Balance and coordination improve as we grow and develop. By providing the right challenges, we can actually improve our balance and coordination throughout our lifetime. We need to be “balanced” and “coordinated” to thrive on our own, to experience new things and to stay fit!For children with sensory processing challenges, balance and coordination may be delayed or feel unnatural at best. Whereas for most children, picking up a ball and playing catch, twirling a hoola hoop, walking on a beam, playing sports may be gratifying; for other children it may be something so unnatural and difficult that they avoid it. As parents, therapists and teachers our job is to provide the right “challenge for the child.”Here are some tips that might help…

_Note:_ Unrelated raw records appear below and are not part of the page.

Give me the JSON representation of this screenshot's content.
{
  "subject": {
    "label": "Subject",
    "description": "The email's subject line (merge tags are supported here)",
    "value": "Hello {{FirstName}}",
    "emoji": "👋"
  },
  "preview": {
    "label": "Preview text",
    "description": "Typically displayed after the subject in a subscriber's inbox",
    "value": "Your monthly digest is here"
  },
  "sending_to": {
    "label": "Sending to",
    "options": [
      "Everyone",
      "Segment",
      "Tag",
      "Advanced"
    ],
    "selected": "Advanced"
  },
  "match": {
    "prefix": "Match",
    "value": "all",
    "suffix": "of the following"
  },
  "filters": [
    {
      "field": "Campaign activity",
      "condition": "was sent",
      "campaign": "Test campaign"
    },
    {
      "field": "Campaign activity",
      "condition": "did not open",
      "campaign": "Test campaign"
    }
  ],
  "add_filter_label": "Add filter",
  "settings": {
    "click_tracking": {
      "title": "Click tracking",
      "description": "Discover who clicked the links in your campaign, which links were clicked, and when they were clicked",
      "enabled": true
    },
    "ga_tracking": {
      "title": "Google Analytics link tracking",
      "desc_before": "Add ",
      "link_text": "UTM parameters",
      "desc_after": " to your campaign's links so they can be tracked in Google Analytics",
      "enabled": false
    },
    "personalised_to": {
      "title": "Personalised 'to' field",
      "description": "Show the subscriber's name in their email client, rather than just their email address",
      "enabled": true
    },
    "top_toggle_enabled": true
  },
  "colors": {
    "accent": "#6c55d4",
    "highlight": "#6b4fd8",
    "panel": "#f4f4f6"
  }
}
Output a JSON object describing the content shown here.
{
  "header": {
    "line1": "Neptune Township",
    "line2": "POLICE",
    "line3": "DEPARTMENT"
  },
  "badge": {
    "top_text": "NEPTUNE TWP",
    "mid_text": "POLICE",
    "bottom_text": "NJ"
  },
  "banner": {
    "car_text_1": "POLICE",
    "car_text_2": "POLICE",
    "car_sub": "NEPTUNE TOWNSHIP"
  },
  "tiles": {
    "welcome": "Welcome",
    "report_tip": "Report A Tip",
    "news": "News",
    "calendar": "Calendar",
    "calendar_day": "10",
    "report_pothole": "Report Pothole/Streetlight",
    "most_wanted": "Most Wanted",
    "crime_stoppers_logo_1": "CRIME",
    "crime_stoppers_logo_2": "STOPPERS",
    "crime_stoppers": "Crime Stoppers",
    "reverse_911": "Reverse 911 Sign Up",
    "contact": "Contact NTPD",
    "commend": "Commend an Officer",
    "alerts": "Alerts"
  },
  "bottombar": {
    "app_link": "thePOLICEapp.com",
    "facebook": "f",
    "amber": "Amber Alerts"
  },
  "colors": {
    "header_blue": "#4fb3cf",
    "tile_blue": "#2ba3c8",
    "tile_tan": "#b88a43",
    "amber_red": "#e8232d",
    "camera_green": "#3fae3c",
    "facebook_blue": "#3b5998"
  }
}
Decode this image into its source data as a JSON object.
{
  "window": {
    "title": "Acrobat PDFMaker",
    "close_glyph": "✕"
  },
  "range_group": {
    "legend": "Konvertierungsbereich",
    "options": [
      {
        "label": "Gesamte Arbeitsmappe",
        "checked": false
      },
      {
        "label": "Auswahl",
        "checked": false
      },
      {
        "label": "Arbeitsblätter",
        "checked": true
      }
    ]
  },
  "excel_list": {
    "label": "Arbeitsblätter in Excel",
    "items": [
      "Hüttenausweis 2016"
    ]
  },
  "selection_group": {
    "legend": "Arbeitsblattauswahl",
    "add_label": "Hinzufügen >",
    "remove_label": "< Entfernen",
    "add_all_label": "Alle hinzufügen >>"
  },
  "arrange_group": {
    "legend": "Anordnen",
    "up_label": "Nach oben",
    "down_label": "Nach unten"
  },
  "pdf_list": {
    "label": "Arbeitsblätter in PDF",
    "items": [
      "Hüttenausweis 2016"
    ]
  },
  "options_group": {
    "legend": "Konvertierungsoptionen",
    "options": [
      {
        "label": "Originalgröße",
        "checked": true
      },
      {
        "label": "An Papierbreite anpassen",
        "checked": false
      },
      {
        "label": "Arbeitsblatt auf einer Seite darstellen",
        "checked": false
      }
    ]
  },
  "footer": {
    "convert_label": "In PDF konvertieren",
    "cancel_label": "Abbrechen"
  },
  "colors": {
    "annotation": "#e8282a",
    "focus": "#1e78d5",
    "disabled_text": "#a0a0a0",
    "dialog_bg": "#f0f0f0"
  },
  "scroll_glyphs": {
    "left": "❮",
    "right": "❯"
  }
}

1) Motor Planning and coordination. An obstaclecourse can be used to encourage balance, motor planning and coordination. It can be made as simple or as complicated as you like. You can incorporate swinging, stepping, jumping and crawling all into your obstacle course. Be creative and use whatever you have nearby.
2) Balance. Therapy balls are terrific for working on balance reactions in sitting, supine (on the back) or prone (lying face down). They can be used during homework, schoolwork or mealtime too, as a chair, all the while working the trunk/core muscles. Don’t underestimate the power of a therapy ball used even a few minutes each day. In addition, you can use balance beams and balance boards to improve dynamic balance reactions (balance while on the go!).
3) Eye- hand coordination. Kids love balls. Balls can come in all different weights, sizes and shapes. For more challenged children begin with rolling a ball back and forth and then progress to bouncing, catching and hitting. Weighted balls are terrific for providing deep pressure into the joints. In addition to using balls, eye-hand coordination can be stimulated with scarves (tossing them), balloons and bubbles. Beanbags are also terrific for eye-hand coordination. By tossing a beanbag to a student, for example, to answer a question, a teacher can keep their kids focused on the lesson at hand.
4) Up Down and All Around. Swinging can promote strengthening, relaxation, social skills, verbalization and happiness! Swings can be categorized as “active” (those that require activity from the user) and “calming” (those that relax and provide a filter for a sensory overload). Using a swing for a “sensory break” can turn your little Tasmanian devil into the teacher’s pet.